Son arrière petite-fille parle
« Mémé Louise, est-ce-que je peux regarder les photos? »
C’était un rite, le dimanche, pour Zabeth, la petite Parisienne que j’étais en ces années soixante. A peine avais-je grimpé les trois étages menant à l’appartement de mes grands-parents maternels, que je posais la question. Interrompant la préparation du repas dominical, Marie-Louise Yzeux se dirigeait vers le chiffonnier et en extrayait le fameux tiroir.
Ainsi je pouvais voir et revoir les vieilles photos de famille du début du XXe siècle. Je questionnais la maîtresse de maison laquelle, tout en surveillant ses fourneaux, se prêtait, attendrie, à cette quête habituelle.
Je me souviens qu’en regardant sa photo de mariage, elle avait évoqué son excentrique beau-père Ambroise Yzeux, qui avait convié plus de cent-vingt personnes à ses fastueuses noces paysannes.
Tout cela refit surface, cinquante ans plus tard, quand je fus contactée par Georges Guitton. Lointain cousin qui m’était jusque là inconnu, il avait entrepris depuis des années d’écrire la biographie d’Ambroise Yzeux, mon arrière-grand-père maternel. Son projet de livre m’a enthousiasmée. C’était comme si l’on rouvrait pour moi le tiroir aux secrets et aux non-dits de ma grand-mère.
Des années durant, le cousin Georges a minutieusement enquêté. Il a interviewé les derniers témoins, compulsé les archives, interrogé les mémoires, sondé les coeurs.
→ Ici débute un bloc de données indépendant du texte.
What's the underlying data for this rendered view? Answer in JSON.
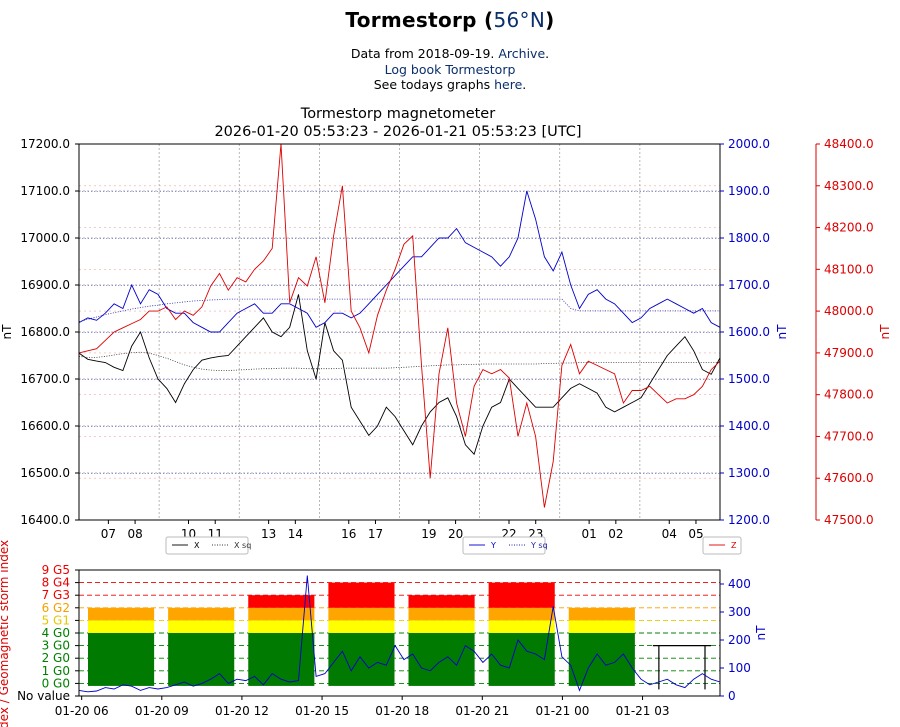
{
  "header": {
    "title_prefix": "Tormestorp (",
    "title_lat": "56°N",
    "title_suffix": ")",
    "line1_prefix": "Data from 2018-09-19. ",
    "line1_link": "Archive",
    "line1_suffix": ".",
    "line2_link": "Log book Tormestorp",
    "line3_prefix": "See todays graphs ",
    "line3_link": "here",
    "line3_suffix": "."
  },
  "chart_data": [
    {
      "type": "line",
      "title": "Tormestorp magnetometer",
      "subtitle": "2026-01-20 05:53:23 - 2026-01-21 05:53:23 [UTC]",
      "x_tick_labels": [
        "07",
        "08",
        "10",
        "11",
        "13",
        "14",
        "16",
        "17",
        "19",
        "20",
        "22",
        "23",
        "01",
        "02",
        "04",
        "05"
      ],
      "left_axis": {
        "label": "nT",
        "ylim": [
          16400,
          17200
        ],
        "ticks": [
          "16400.0",
          "16500.0",
          "16600.0",
          "16700.0",
          "16800.0",
          "16900.0",
          "17000.0",
          "17100.0",
          "17200.0"
        ],
        "color": "#000000"
      },
      "mid_axis": {
        "label": "nT",
        "ylim": [
          1200,
          2000
        ],
        "ticks": [
          "1200.0",
          "1300.0",
          "1400.0",
          "1500.0",
          "1600.0",
          "1700.0",
          "1800.0",
          "1900.0",
          "2000.0"
        ],
        "color": "#0000cc"
      },
      "right_axis": {
        "label": "nT",
        "ylim": [
          47500,
          48400
        ],
        "ticks": [
          "47500.0",
          "47600.0",
          "47700.0",
          "47800.0",
          "47900.0",
          "48000.0",
          "48100.0",
          "48200.0",
          "48300.0",
          "48400.0"
        ],
        "color": "#dd0000"
      },
      "series": [
        {
          "name": "X",
          "axis": "left",
          "color": "#000000",
          "values": [
            16755,
            16742,
            16738,
            16735,
            16725,
            16718,
            16770,
            16800,
            16745,
            16700,
            16680,
            16650,
            16690,
            16720,
            16740,
            16745,
            16748,
            16750,
            16770,
            16790,
            16810,
            16830,
            16800,
            16790,
            16810,
            16880,
            16760,
            16700,
            16820,
            16760,
            16740,
            16640,
            16610,
            16580,
            16600,
            16640,
            16620,
            16590,
            16560,
            16600,
            16630,
            16650,
            16660,
            16620,
            16560,
            16540,
            16600,
            16640,
            16650,
            16700,
            16680,
            16660,
            16640,
            16640,
            16640,
            16660,
            16680,
            16690,
            16680,
            16670,
            16640,
            16630,
            16640,
            16650,
            16660,
            16690,
            16720,
            16750,
            16770,
            16790,
            16760,
            16720,
            16710,
            16745
          ]
        },
        {
          "name": "X sq",
          "axis": "left",
          "color": "#333333",
          "dashed": true,
          "values": [
            16748,
            16746,
            16746,
            16748,
            16751,
            16754,
            16756,
            16757,
            16755,
            16750,
            16744,
            16737,
            16730,
            16725,
            16721,
            16719,
            16718,
            16718,
            16719,
            16720,
            16721,
            16722,
            16722,
            16723,
            16723,
            16723,
            16722,
            16722,
            16722,
            16722,
            16723,
            16723,
            16723,
            16723,
            16723,
            16723,
            16724,
            16725,
            16726,
            16727,
            16728,
            16729,
            16730,
            16730,
            16731,
            16731,
            16732,
            16732,
            16732,
            16732,
            16732,
            16732,
            16732,
            16733,
            16733,
            16734,
            16734,
            16735,
            16735,
            16735,
            16735,
            16735,
            16735,
            16735,
            16735,
            16735,
            16735,
            16735,
            16735,
            16735,
            16735,
            16735,
            16735,
            16735
          ]
        },
        {
          "name": "Y",
          "axis": "mid",
          "color": "#0000cc",
          "values": [
            1620,
            1630,
            1625,
            1640,
            1660,
            1650,
            1700,
            1660,
            1690,
            1680,
            1650,
            1640,
            1640,
            1620,
            1610,
            1600,
            1600,
            1620,
            1640,
            1650,
            1660,
            1640,
            1640,
            1660,
            1660,
            1650,
            1640,
            1610,
            1620,
            1640,
            1640,
            1630,
            1640,
            1660,
            1680,
            1700,
            1720,
            1740,
            1760,
            1760,
            1780,
            1800,
            1800,
            1820,
            1790,
            1780,
            1770,
            1760,
            1740,
            1760,
            1800,
            1900,
            1840,
            1760,
            1730,
            1770,
            1700,
            1650,
            1680,
            1690,
            1670,
            1660,
            1640,
            1620,
            1630,
            1650,
            1660,
            1670,
            1660,
            1650,
            1640,
            1650,
            1620,
            1610
          ]
        },
        {
          "name": "Y sq",
          "axis": "mid",
          "color": "#2222aa",
          "dashed": true,
          "values": [
            1622,
            1627,
            1632,
            1637,
            1641,
            1645,
            1649,
            1652,
            1655,
            1657,
            1660,
            1662,
            1664,
            1666,
            1667,
            1668,
            1669,
            1670,
            1670,
            1670,
            1670,
            1670,
            1670,
            1670,
            1670,
            1670,
            1670,
            1670,
            1670,
            1670,
            1670,
            1670,
            1670,
            1670,
            1670,
            1670,
            1670,
            1670,
            1670,
            1670,
            1670,
            1670,
            1670,
            1670,
            1670,
            1670,
            1670,
            1670,
            1670,
            1670,
            1670,
            1670,
            1670,
            1670,
            1670,
            1670,
            1650,
            1645,
            1645,
            1645,
            1645,
            1645,
            1645,
            1645,
            1645,
            1645,
            1645,
            1645,
            1645,
            1645,
            1645,
            1645,
            1645,
            1645
          ]
        },
        {
          "name": "Z",
          "axis": "right",
          "color": "#dd0000",
          "values": [
            47900,
            47905,
            47910,
            47930,
            47950,
            47960,
            47970,
            47980,
            48000,
            48000,
            48010,
            47980,
            48000,
            47990,
            48010,
            48060,
            48090,
            48050,
            48080,
            48070,
            48100,
            48120,
            48150,
            48400,
            48020,
            48080,
            48060,
            48130,
            48020,
            48180,
            48300,
            48000,
            47960,
            47900,
            47990,
            48050,
            48100,
            48160,
            48180,
            47870,
            47600,
            47850,
            47960,
            47780,
            47700,
            47820,
            47860,
            47850,
            47860,
            47840,
            47700,
            47780,
            47700,
            47530,
            47640,
            47870,
            47920,
            47850,
            47880,
            47870,
            47860,
            47850,
            47780,
            47810,
            47810,
            47820,
            47800,
            47780,
            47790,
            47790,
            47800,
            47820,
            47860,
            47880
          ]
        }
      ],
      "legend": {
        "left": [
          "X",
          "X sq"
        ],
        "mid": [
          "Y",
          "Y sq"
        ],
        "right": [
          "Z"
        ]
      }
    },
    {
      "type": "bar",
      "title": "",
      "ylabel": "Index / Geomagnetic storm index",
      "ylabel2": "nT",
      "y_tick_labels": [
        "No value",
        "0 G0",
        "1 G0",
        "2 G0",
        "3 G0",
        "4 G0",
        "5 G1",
        "6 G2",
        "7 G3",
        "8 G4",
        "9 G5"
      ],
      "y_tick_colors": [
        "#000000",
        "#008000",
        "#008000",
        "#008000",
        "#008000",
        "#008000",
        "#e6c800",
        "#f5a000",
        "#ee0000",
        "#ee0000",
        "#ee0000"
      ],
      "right_ticks": [
        "0",
        "100",
        "200",
        "300",
        "400"
      ],
      "ylim": [
        -1,
        9
      ],
      "ylim2": [
        0,
        450
      ],
      "x_tick_labels": [
        "01-20 06",
        "01-20 09",
        "01-20 12",
        "01-20 15",
        "01-20 18",
        "01-20 21",
        "01-21 00",
        "01-21 03"
      ],
      "kp_values": [
        6,
        6,
        7,
        8,
        7,
        8,
        6,
        3
      ],
      "kp_status": [
        "G2",
        "G2",
        "G3",
        "G4",
        "G3",
        "G4",
        "G2",
        "none"
      ],
      "nT_trace": [
        20,
        15,
        18,
        30,
        25,
        40,
        35,
        20,
        30,
        25,
        30,
        40,
        50,
        35,
        45,
        60,
        80,
        45,
        60,
        55,
        70,
        40,
        80,
        60,
        50,
        55,
        430,
        70,
        80,
        120,
        160,
        90,
        140,
        100,
        120,
        110,
        180,
        130,
        150,
        100,
        90,
        120,
        140,
        110,
        180,
        160,
        120,
        150,
        110,
        100,
        200,
        160,
        150,
        130,
        320,
        140,
        110,
        20,
        100,
        150,
        110,
        120,
        150,
        100,
        60,
        40,
        50,
        60,
        40,
        30,
        60,
        80,
        60,
        50
      ]
    }
  ]
}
Jusqu’à reconstituer le plus complètement possible l’homme Yzeux dans son époque, sans oublier d’analyser ses goûts, ainsi que les idées et les valeurs dont il se réclamait.
Cette démarche exigeait un minimum d’empathie. Intrigué et séduit par le personnage d’Ambroise, Georges Guitton a respecté le principe selon lequel il vaut mieux comprendre avant de juger. C’est pourquoi son travail peut apparaître comme une défense argumentée de ce "paysan urbaniste" qui fut tour à tour célèbre, controversé et ignoré.
Cette étude inédite de la psychologie d’Ambroise Yzeux m’a personnellement enrichie. Non seulement elle a éveillé en moi la passion pour les biographies des petits et des grands, mais elle m’a surtout révélé l’origine de quelques traits de caractère et de certains secrets familiaux.
En outre, j’ai pu découvrir ce qui se cachait derrière les jolis noms d’Yzeuville, de Tyrol manceau, de rue des Hirondelles...Tout ce passé urbain et social méconnu appartient dorénavant à mon patrimoine de coeur.
Je suis reconnaissante à l’auteur d’avoir ravivé cet "autrefois" et réhabilité à mes yeux cet arrière-grand-père dont je ne savais presque rien sauf qu’il était coupable d’avoir "tout mangé", comme on disait à l’époque...Ce bisaïeul qui vaut désormais pour moi bien mieux que sa réputation.